Dan didn’t think about the tech. He didn’t think about the secret government projects or the AI that had played god with his birth. He thought about the bond. The twin-code.

Jamie, he projected with every fiber of his being. Jamie, listen to me.

He saw the moment of the tear. He saw his past self starting to fade into the white void. He saw Jamie’s face turn from laughter to pure, unadulterated terror as his brother began to vanish.

Don’t reach for me, Dan signaled. Don’t try to find me. Whatever happens in the years to come, whatever choices you make to build the future—make them. Don’t change anything. Don’t look back. It has to be this way for the world to breathe. I love you. Let go.

The “100” flashed in his vision—a golden, burning number.

The signal hit.

In 2024, Jamie Miller stood in a kitchen that suddenly felt too large. He felt a sharp, cold prick behind his eyes. He looked at the spot where Dan had been standing a millisecond ago. There was nothing there. No smell of ozone. No tear in the fabric of the room.

Jamie reached out, his hand trembling. He felt a whisper in his mind. Don’t change anything.

He pulled his hand back. Tears streamed down his face, but a strange, icy resolve took hold of his heart. He felt as if a path had been laid out before him—a path of solitude, of brilliance, of a century of work that would save billions even if it cost him his soul.

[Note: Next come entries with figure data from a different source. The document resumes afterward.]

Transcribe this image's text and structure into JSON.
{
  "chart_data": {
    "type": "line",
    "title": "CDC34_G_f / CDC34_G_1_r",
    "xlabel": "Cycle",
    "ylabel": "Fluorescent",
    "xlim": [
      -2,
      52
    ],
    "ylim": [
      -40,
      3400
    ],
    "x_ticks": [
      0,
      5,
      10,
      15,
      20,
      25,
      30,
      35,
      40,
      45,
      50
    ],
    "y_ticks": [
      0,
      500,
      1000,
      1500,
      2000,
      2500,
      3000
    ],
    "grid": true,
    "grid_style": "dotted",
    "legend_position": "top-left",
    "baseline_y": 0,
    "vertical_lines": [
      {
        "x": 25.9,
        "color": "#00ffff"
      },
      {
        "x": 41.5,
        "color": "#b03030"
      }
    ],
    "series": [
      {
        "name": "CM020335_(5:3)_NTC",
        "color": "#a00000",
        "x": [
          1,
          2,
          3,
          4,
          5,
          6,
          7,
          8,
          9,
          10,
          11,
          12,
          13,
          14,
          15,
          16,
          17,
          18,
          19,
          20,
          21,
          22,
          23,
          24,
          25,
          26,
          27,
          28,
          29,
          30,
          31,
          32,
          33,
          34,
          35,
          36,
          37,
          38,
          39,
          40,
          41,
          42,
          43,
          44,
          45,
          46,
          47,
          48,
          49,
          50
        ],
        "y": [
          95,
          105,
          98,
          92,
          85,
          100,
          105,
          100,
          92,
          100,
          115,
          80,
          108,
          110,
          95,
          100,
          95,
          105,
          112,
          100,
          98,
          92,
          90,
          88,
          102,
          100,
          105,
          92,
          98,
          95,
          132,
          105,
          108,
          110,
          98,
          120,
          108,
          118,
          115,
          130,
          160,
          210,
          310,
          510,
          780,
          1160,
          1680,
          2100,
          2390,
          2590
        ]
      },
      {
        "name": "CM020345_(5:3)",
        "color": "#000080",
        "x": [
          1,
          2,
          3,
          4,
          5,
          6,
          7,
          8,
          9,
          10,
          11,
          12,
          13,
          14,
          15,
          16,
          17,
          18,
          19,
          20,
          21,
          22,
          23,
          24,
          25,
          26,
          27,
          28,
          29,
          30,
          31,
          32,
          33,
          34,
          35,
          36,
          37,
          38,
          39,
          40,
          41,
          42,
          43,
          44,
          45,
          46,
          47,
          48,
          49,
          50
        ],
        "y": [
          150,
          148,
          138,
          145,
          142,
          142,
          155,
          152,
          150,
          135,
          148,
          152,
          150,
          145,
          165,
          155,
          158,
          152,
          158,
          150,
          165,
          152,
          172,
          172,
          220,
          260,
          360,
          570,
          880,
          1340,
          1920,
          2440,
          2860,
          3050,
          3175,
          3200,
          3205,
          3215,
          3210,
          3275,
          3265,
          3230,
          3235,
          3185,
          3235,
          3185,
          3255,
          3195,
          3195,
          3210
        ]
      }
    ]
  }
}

In 2085, the violet light in the Echo Chamber faded.

Dr. Thorne looked at the monitors. The golden web of the timeline had smoothed out. The chaotic vibrations had ceased. The Ledger was stable.

She looked at the center of the ring. It was empty. A small, blue “Property of University of Chicago” hoodie lay on the floor, the only physical evidence that Daniel Miller had ever set foot in the future.

Outside, the sapphire sky remained perfect. The AI, Aegis, processed a quintillion calculations a second, ensuring the comfort of a world built on the silence of the deleted.

Jamie Miller had died in 2079, a hero of the new age. He had never married. He had never had children. He had spent his final days looking at an old, faded photograph of a brother he shouldn’t have remembered, but somehow did. He had kept his promise. He hadn’t changed a thing.

And 100 years from the moment of the theft, the world hummed on, unaware that its very existence was a gift from a man who had agreed to never be born.